Configure sandbox as superuser

Container user might not have enough priviledge to walk directories and
mount filesystems. Instead, create superuser to perform these steps of
the configuration.

PiperOrigin-RevId: 197953667
Change-Id: I643650ab654e665408e2af1b8e2f2aa12d58d4fb

4 files changed, 125 insertions, 74 deletions

diff --git a/runsc/boot/fs.go b/runsc/boot/fs.go
index 86cbe1169..e5b7663d0 100644
--- a/runsc/boot/fs.go
+++ b/runsc/boot/fs.go
@@ -51,21 +51,30 @@ func (f *fdDispenser) empty() bool {
 	return len(f.fds) == 0
 }
 
-// createMountNamespace creates a mount manager containing the root filesystem
-// and all mounts.
-func createMountNamespace(ctx context.Context, spec *specs.Spec, conf *Config, ioFDs []int) (*fs.MountNamespace, error) {
+// createMountNamespace creates a mount namespace containing the root filesystem
+// and all mounts. 'rootCtx' is used to walk directories to find mount points.
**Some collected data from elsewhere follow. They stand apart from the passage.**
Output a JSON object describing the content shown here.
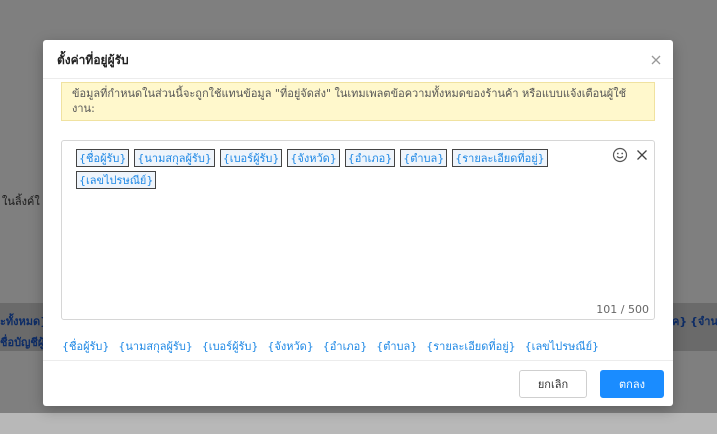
{
  "background": {
    "fragment_left": "ในลิ้งค์ใ",
    "strip_left_1": "ะทั้งหมด}",
    "strip_left_2": "ชื่อบัญชีผู้",
    "strip_right_1": "ค}",
    "strip_right_2": "{จำน"
  },
  "dialog": {
    "title": "ตั้งค่าที่อยู่ผู้รับ",
    "notice": "ข้อมูลที่กำหนดในส่วนนี้จะถูกใช้แทนข้อมูล \"ที่อยู่จัดส่ง\" ในเทมเพลตข้อความทั้งหมดของร้านค้า หรือแบบแจ้งเตือนผู้ใช้งาน:",
    "editor": {
      "tags": [
        "{ชื่อผู้รับ}",
        "{นามสกุลผู้รับ}",
        "{เบอร์ผู้รับ}",
        "{จังหวัด}",
        "{อำเภอ}",
        "{ตำบล}",
        "{รายละเอียดที่อยู่}",
        "{เลขไปรษณีย์}"
      ],
      "counter": "101 / 500",
      "icons": [
        "smiley-icon",
        "clear-icon"
      ]
    },
    "variables": [
      "{ชื่อผู้รับ}",
      "{นามสกุลผู้รับ}",
      "{เบอร์ผู้รับ}",
      "{จังหวัด}",
      "{อำเภอ}",
      "{ตำบล}",
      "{รายละเอียดที่อยู่}",
      "{เลขไปรษณีย์}"
    ],
    "buttons": {
      "cancel": "ยกเลิก",
      "ok": "ตกลง"
    }
  },
  "colors": {
    "accent": "#1a8cff",
    "tag_text": "#1e88e5",
    "notice_bg": "#fff8cc"
  }
}
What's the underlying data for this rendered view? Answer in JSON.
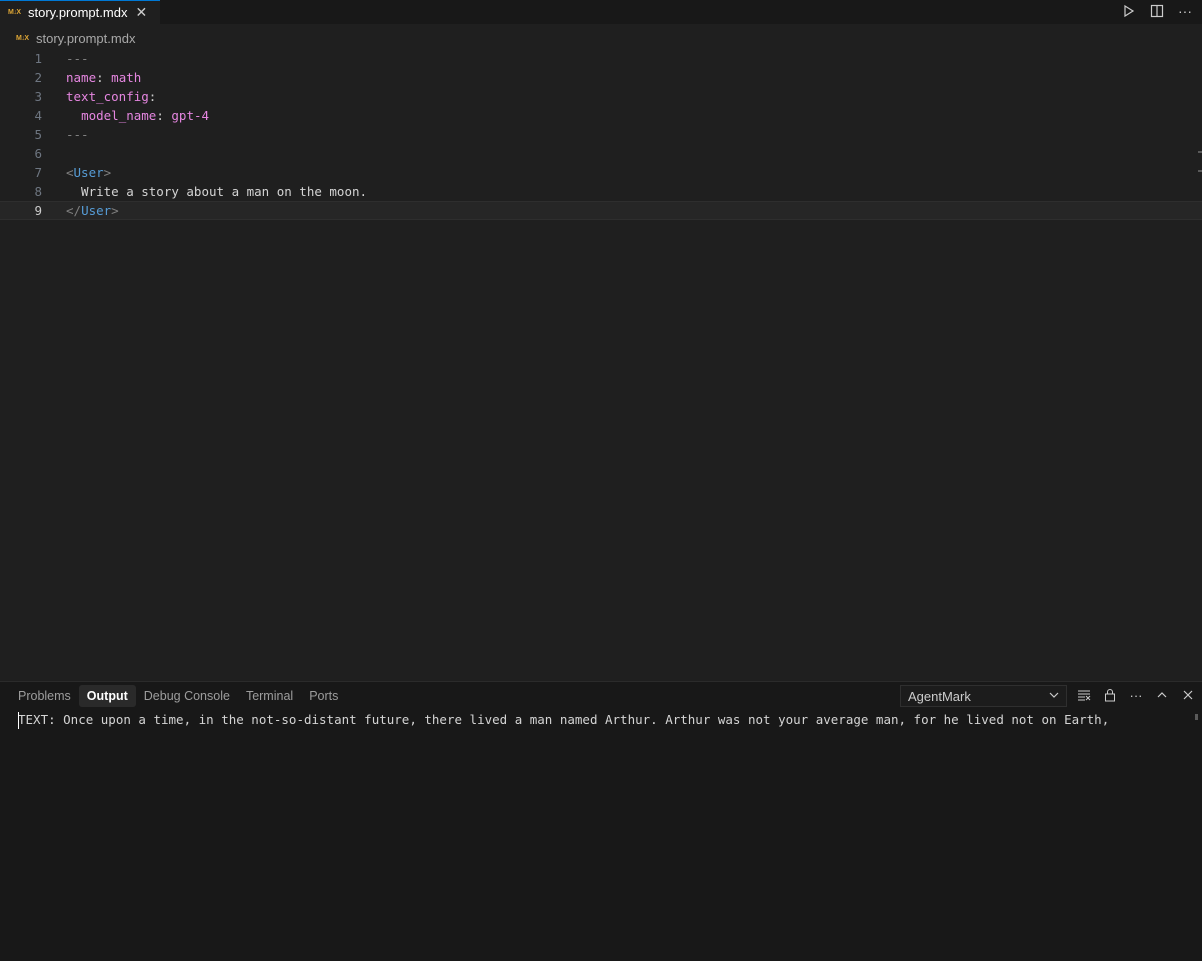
{
  "tab": {
    "icon_text": "M↓X",
    "label": "story.prompt.mdx",
    "close": "✕"
  },
  "breadcrumb": {
    "icon_text": "M↓X",
    "label": "story.prompt.mdx"
  },
  "editor_actions": {
    "run_icon": "▷",
    "split_icon": "◫",
    "more_icon": "···"
  },
  "editor": {
    "lines": [
      {
        "num": "1",
        "text": "---"
      },
      {
        "num": "2",
        "key": "name",
        "value": "math"
      },
      {
        "num": "3",
        "key": "text_config",
        "value": ""
      },
      {
        "num": "4",
        "key": "model_name",
        "value": "gpt-4"
      },
      {
        "num": "5",
        "text": "---"
      },
      {
        "num": "6",
        "text": ""
      },
      {
        "num": "7",
        "tag": "User"
      },
      {
        "num": "8",
        "text": "  Write a story about a man on the moon."
      },
      {
        "num": "9",
        "tag": "User"
      }
    ],
    "current_line": "9"
  },
  "panel": {
    "tabs": [
      "Problems",
      "Output",
      "Debug Console",
      "Terminal",
      "Ports"
    ],
    "active_tab": "Output",
    "channel": "AgentMark",
    "output_text": "TEXT: Once upon a time, in the not-so-distant future, there lived a man named Arthur. Arthur was not your average man, for he lived not on Earth,"
  }
}
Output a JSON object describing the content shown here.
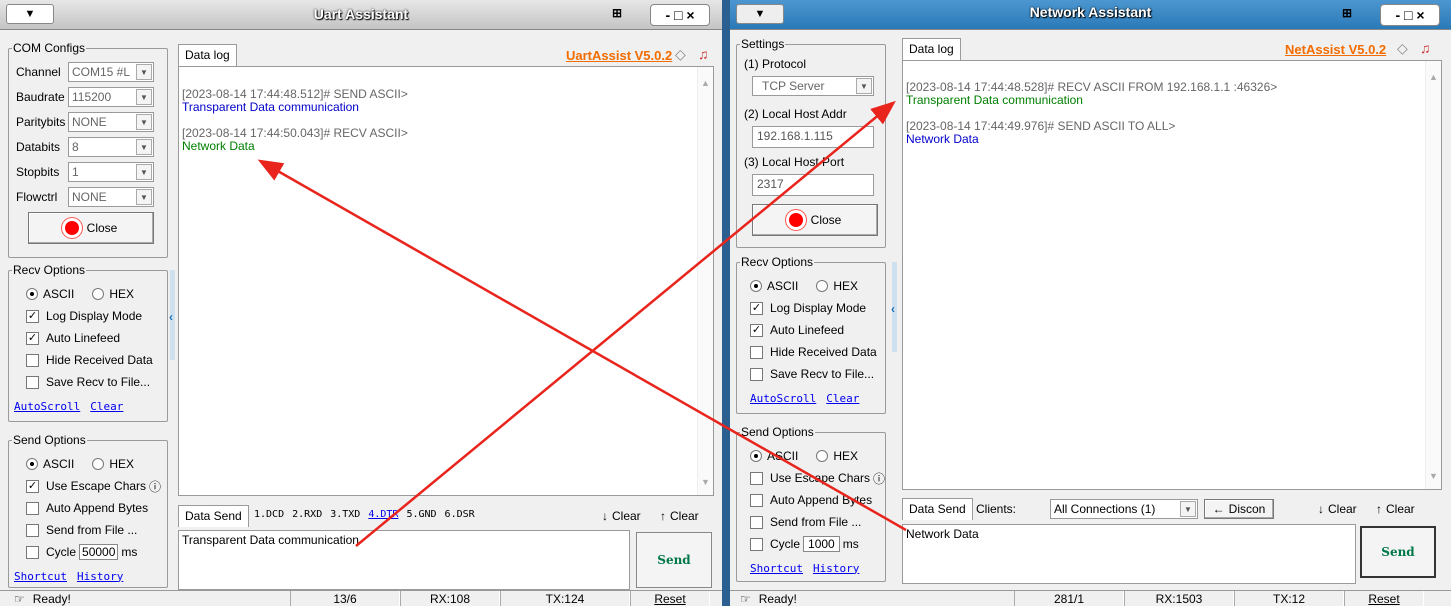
{
  "uart": {
    "title": "Uart Assistant",
    "menu": "▼",
    "window_controls": "- □ ×",
    "com_group": "COM Configs",
    "channel_label": "Channel",
    "channel_value": "COM15 #L",
    "baud_label": "Baudrate",
    "baud_value": "115200",
    "parity_label": "Paritybits",
    "parity_value": "NONE",
    "data_label": "Databits",
    "data_value": "8",
    "stop_label": "Stopbits",
    "stop_value": "1",
    "flow_label": "Flowctrl",
    "flow_value": "NONE",
    "close_label": "Close",
    "recv_group": "Recv Options",
    "ascii": "ASCII",
    "hex": "HEX",
    "log_display": "Log Display Mode",
    "auto_linefeed": "Auto Linefeed",
    "hide_recv": "Hide Received Data",
    "save_recv": "Save Recv to File...",
    "autoscroll": "AutoScroll",
    "clear": "Clear",
    "send_group": "Send Options",
    "escape": "Use Escape Chars",
    "append": "Auto Append Bytes",
    "send_file": "Send from File ...",
    "cycle": "Cycle",
    "cycle_value": "50000",
    "ms": "ms",
    "shortcut": "Shortcut",
    "history": "History",
    "datalog_tab": "Data log",
    "brand": "UartAssist V5.0.2",
    "log": [
      {
        "text": "[2023-08-14 17:44:48.512]# SEND ASCII>",
        "color": "#666"
      },
      {
        "text": "Transparent Data communication",
        "color": "#0000cc"
      },
      {
        "text": "[2023-08-14 17:44:50.043]# RECV ASCII>",
        "color": "#666"
      },
      {
        "text": "Network Data",
        "color": "#008000"
      }
    ],
    "datasend_tab": "Data Send",
    "pins": [
      "1.DCD",
      "2.RXD",
      "3.TXD",
      "4.DTR",
      "5.GND",
      "6.DSR"
    ],
    "clear_btn": "Clear",
    "clear_btn2": "Clear",
    "send_text": "Transparent Data communication",
    "send_btn": "Send",
    "status_ready": "Ready!",
    "status_count": "13/6",
    "status_rx": "RX:108",
    "status_tx": "TX:124",
    "status_reset": "Reset"
  },
  "net": {
    "title": "Network Assistant",
    "window_controls": "- □ ×",
    "settings_group": "Settings",
    "protocol_label": "(1) Protocol",
    "protocol_value": "TCP Server",
    "host_label": "(2) Local Host Addr",
    "host_value": "192.168.1.115",
    "port_label": "(3) Local Host Port",
    "port_value": "2317",
    "close_label": "Close",
    "recv_group": "Recv Options",
    "ascii": "ASCII",
    "hex": "HEX",
    "log_display": "Log Display Mode",
    "auto_linefeed": "Auto Linefeed",
    "hide_recv": "Hide Received Data",
    "save_recv": "Save Recv to File...",
    "autoscroll": "AutoScroll",
    "clear": "Clear",
    "send_group": "Send Options",
    "escape": "Use Escape Chars",
    "append": "Auto Append Bytes",
    "send_file": "Send from File ...",
    "cycle": "Cycle",
    "cycle_value": "1000",
    "ms": "ms",
    "shortcut": "Shortcut",
    "history": "History",
    "datalog_tab": "Data log",
    "brand": "NetAssist V5.0.2",
    "log": [
      {
        "text": "[2023-08-14 17:44:48.528]# RECV ASCII FROM 192.168.1.1 :46326>",
        "color": "#666"
      },
      {
        "text": "Transparent Data communication",
        "color": "#008000"
      },
      {
        "text": "[2023-08-14 17:44:49.976]# SEND ASCII TO ALL>",
        "color": "#666"
      },
      {
        "text": "Network Data",
        "color": "#0000cc"
      }
    ],
    "datasend_tab": "Data Send",
    "clients_label": "Clients:",
    "clients_value": "All Connections (1)",
    "discon": "Discon",
    "clear_btn": "Clear",
    "clear_btn2": "Clear",
    "send_text": "Network Data",
    "send_btn": "Send",
    "status_ready": "Ready!",
    "status_count": "281/1",
    "status_rx": "RX:1503",
    "status_tx": "TX:12",
    "status_reset": "Reset"
  },
  "colors": {
    "accent_orange": "#f26c00",
    "arrow_red": "#e8241c",
    "title_blue": "#2a7ab8"
  }
}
+func createMountNamespace(userCtx context.Context, rootCtx context.Context, spec *specs.Spec, conf *Config, ioFDs []int) (*fs.MountNamespace, error) {
 	fds := &fdDispenser{fds: ioFDs}
-
-	// Create the MountNamespace from the root.
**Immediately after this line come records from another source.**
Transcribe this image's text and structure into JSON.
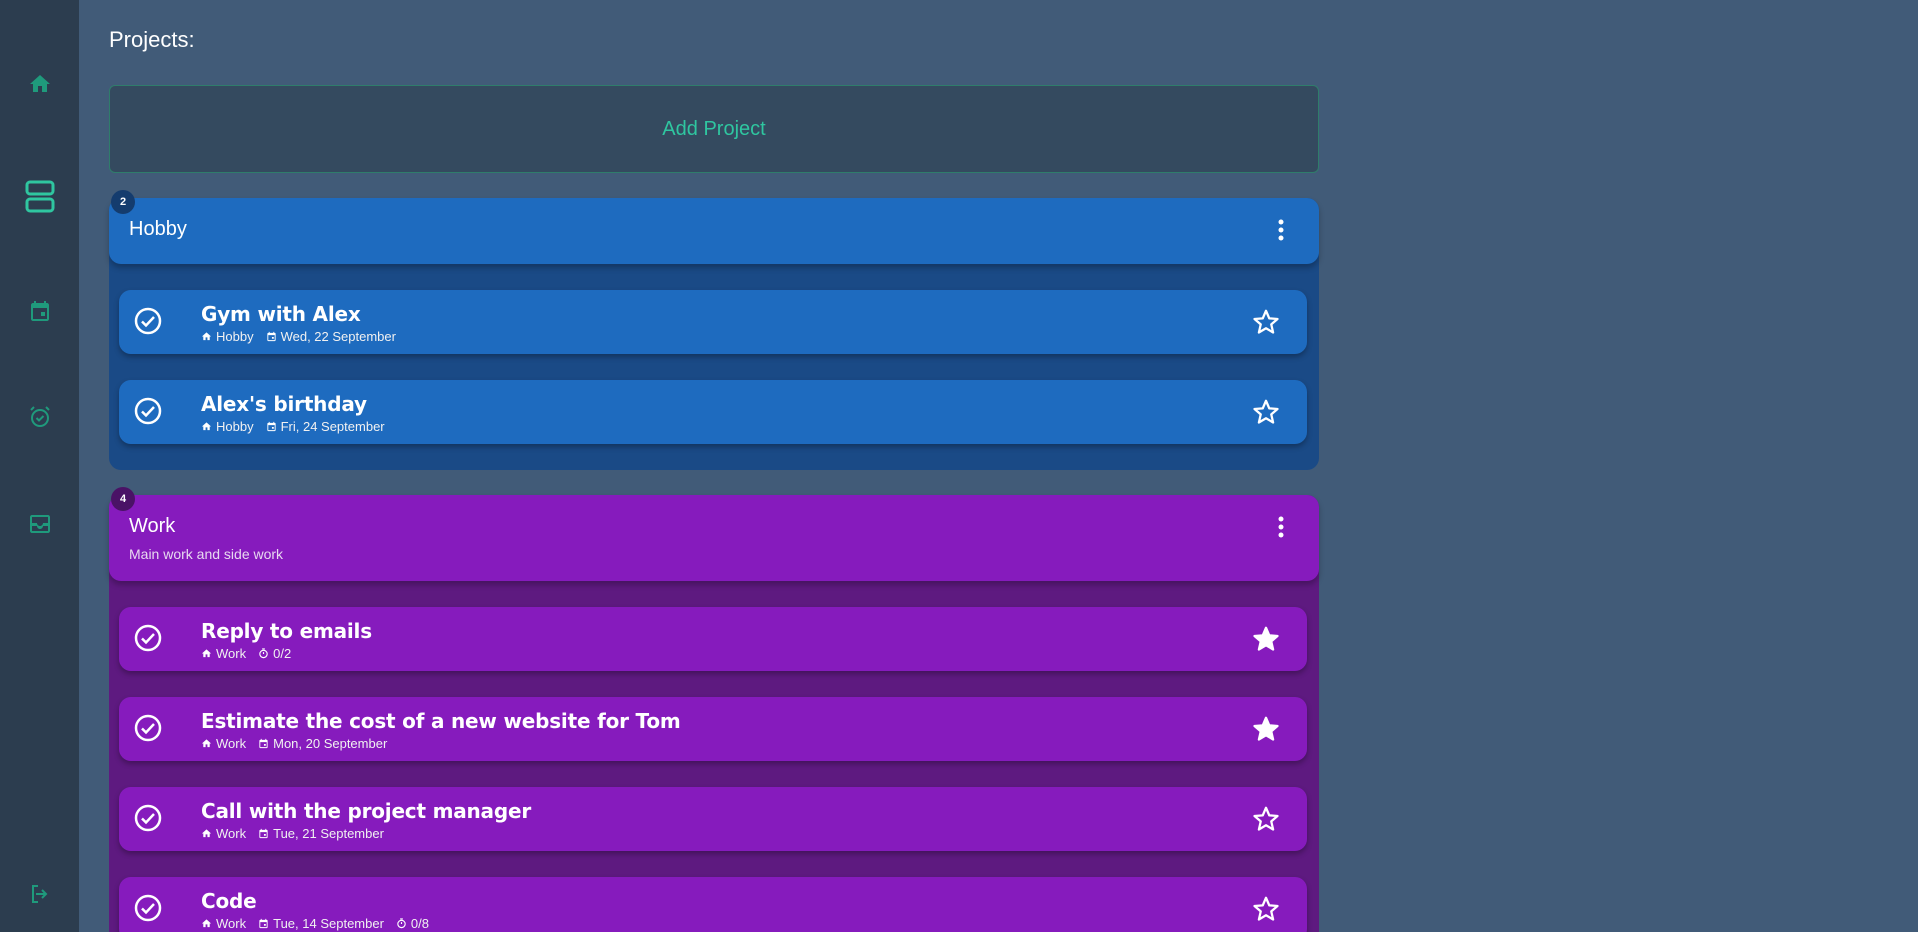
{
  "page": {
    "title": "Projects:"
  },
  "add_project": {
    "label": "Add Project"
  },
  "colors": {
    "accent": "#2fc6a0",
    "hobby": "#1e6bbf",
    "work": "#861bbd"
  },
  "sidebar": {
    "items": [
      {
        "icon": "home-icon"
      },
      {
        "icon": "projects-icon"
      },
      {
        "icon": "calendar-icon"
      },
      {
        "icon": "alarm-check-icon"
      },
      {
        "icon": "archive-icon"
      },
      {
        "icon": "logout-icon"
      }
    ]
  },
  "projects": [
    {
      "name": "Hobby",
      "description": "",
      "count": "2",
      "tasks": [
        {
          "title": "Gym with Alex",
          "project": "Hobby",
          "date": "Wed, 22 September",
          "starred": false
        },
        {
          "title": "Alex's birthday",
          "project": "Hobby",
          "date": "Fri, 24 September",
          "starred": false
        }
      ]
    },
    {
      "name": "Work",
      "description": "Main work and side work",
      "count": "4",
      "tasks": [
        {
          "title": "Reply to emails",
          "project": "Work",
          "timer": "0/2",
          "starred": true
        },
        {
          "title": "Estimate the cost of a new website for Tom",
          "project": "Work",
          "date": "Mon, 20 September",
          "starred": true
        },
        {
          "title": "Call with the project manager",
          "project": "Work",
          "date": "Tue, 21 September",
          "starred": false
        },
        {
          "title": "Code",
          "project": "Work",
          "date": "Tue, 14 September",
          "timer": "0/8",
          "starred": false
        }
      ]
    }
  ]
}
-	rootInode, err := createRootMount(ctx, spec, conf, fds)
+	rootInode, err := createRootMount(rootCtx, spec, conf, fds)
 	if err != nil {
-		return nil, fmt.Errorf("failed to create root overlay: %v", err)
+		return nil, fmt.Errorf("failed to create root mount: %v", err)
 	}
-	mns, err := fs.NewMountNamespace(ctx, rootInode)
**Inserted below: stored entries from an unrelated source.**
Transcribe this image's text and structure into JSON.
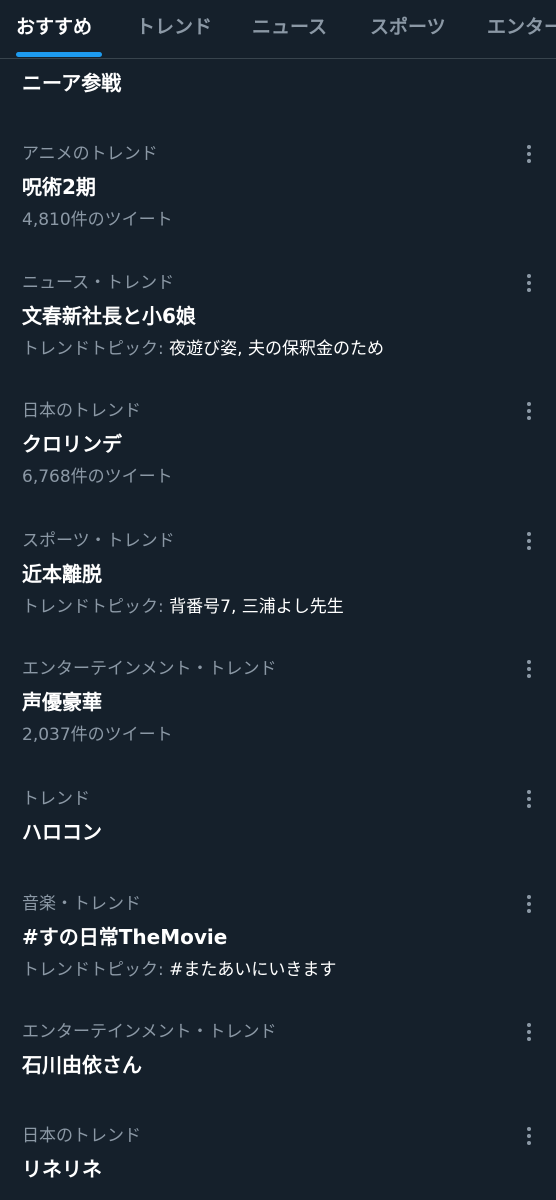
{
  "tabs": [
    {
      "label": "おすすめ",
      "active": true
    },
    {
      "label": "トレンド",
      "active": false
    },
    {
      "label": "ニュース",
      "active": false
    },
    {
      "label": "スポーツ",
      "active": false
    },
    {
      "label": "エンター",
      "active": false
    }
  ],
  "partial_trend": {
    "title": "ニーア参戦"
  },
  "trends": [
    {
      "category": "アニメのトレンド",
      "title": "呪術2期",
      "tweet_count": "4,810件のツイート"
    },
    {
      "category": "ニュース・トレンド",
      "title": "文春新社長と小6娘",
      "topic_prefix": "トレンドトピック:",
      "topics": "夜遊び姿, 夫の保釈金のため"
    },
    {
      "category": "日本のトレンド",
      "title": "クロリンデ",
      "tweet_count": "6,768件のツイート"
    },
    {
      "category": "スポーツ・トレンド",
      "title": "近本離脱",
      "topic_prefix": "トレンドトピック:",
      "topics": "背番号7, 三浦よし先生"
    },
    {
      "category": "エンターテインメント・トレンド",
      "title": "声優豪華",
      "tweet_count": "2,037件のツイート"
    },
    {
      "category": "トレンド",
      "title": "ハロコン"
    },
    {
      "category": "音楽・トレンド",
      "title": "#すの日常TheMovie",
      "topic_prefix": "トレンドトピック:",
      "topics": "#またあいにいきます"
    },
    {
      "category": "エンターテインメント・トレンド",
      "title": "石川由依さん"
    },
    {
      "category": "日本のトレンド",
      "title": "リネリネ"
    }
  ],
  "icons": {
    "more": "more-vertical-icon"
  },
  "colors": {
    "background": "#15202b",
    "text_primary": "#ffffff",
    "text_secondary": "#8b98a5",
    "accent": "#1d9bf0"
  }
}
+	mns, err := fs.NewMountNamespace(userCtx, rootInode)
 	if err != nil {
-		return nil, fmt.Errorf("failed to construct MountNamespace: %v", err)
+		return nil, fmt.Errorf("failed to create root mount namespace: %v", err)
+	}
+	if err := configureMounts(rootCtx, spec, conf, mns, fds); err != nil {
+		return nil, fmt.Errorf("failed to configure mounts: %v", err)
+	}
+	if !fds.empty() {
+		return nil, fmt.Errorf("not all mount points were consumed, remaining: %v", fds)
 	}
+	return mns, nil
+}
 
+// configureMounts iterates over Spec.Mounts and mounts them in the specified
+// mount namespace.
+func configureMounts(ctx context.Context, spec *specs.Spec, conf *Config, mns *fs.MountNamespace, fds *fdDispenser) error {
 	// Keep track of whether proc, sys, and tmp were mounted.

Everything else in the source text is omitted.